OUT: Gluten intolerance. The Atkins people started eating bread again years ago, after all.
IN: Brownie intolerance. Brownies are cheap, easy and delicious, so they’re ubiquitous these days, and the only way we can get them off menus is to develop an allergic reaction en masse.
OUT: Truffle booths. Yes, already. It was a fleeting moment of popularity; you had your chance, and you missed it.
IN: Heritage cutlery. In the past, good cutlery was inherited; only an arriviste would buy her own. Look for heritage cutlery to make a resurgence soon, though due to changing standards of serving size, nineteenth-century salad servers may need to function as twenty-first century spoons and forks.
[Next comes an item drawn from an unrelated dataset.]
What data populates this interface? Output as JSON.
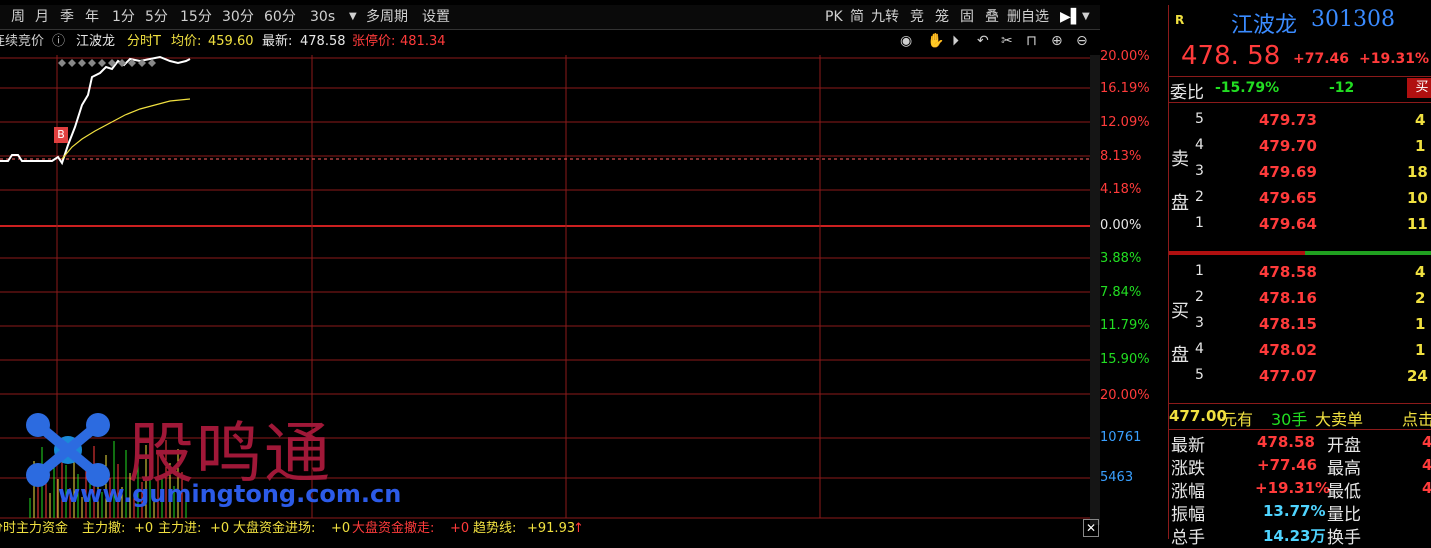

OUT: Vegetables. Vegetables are everywhere these days, which means top chefs are already looking elsewhere for inspiration. The behind-the-times tastebuds of the masses might mean that potatoes are still listed on the menu, but the with-it restaurants will treat you well if you ask, quietly, for a side-dish of mashed squirrel instead.
IN: Mulling. Give it a couple of months and we’ll be firmly into Autumn, and mullers will spring up everywhere. This may be your last chance to get some mulling done before the rush.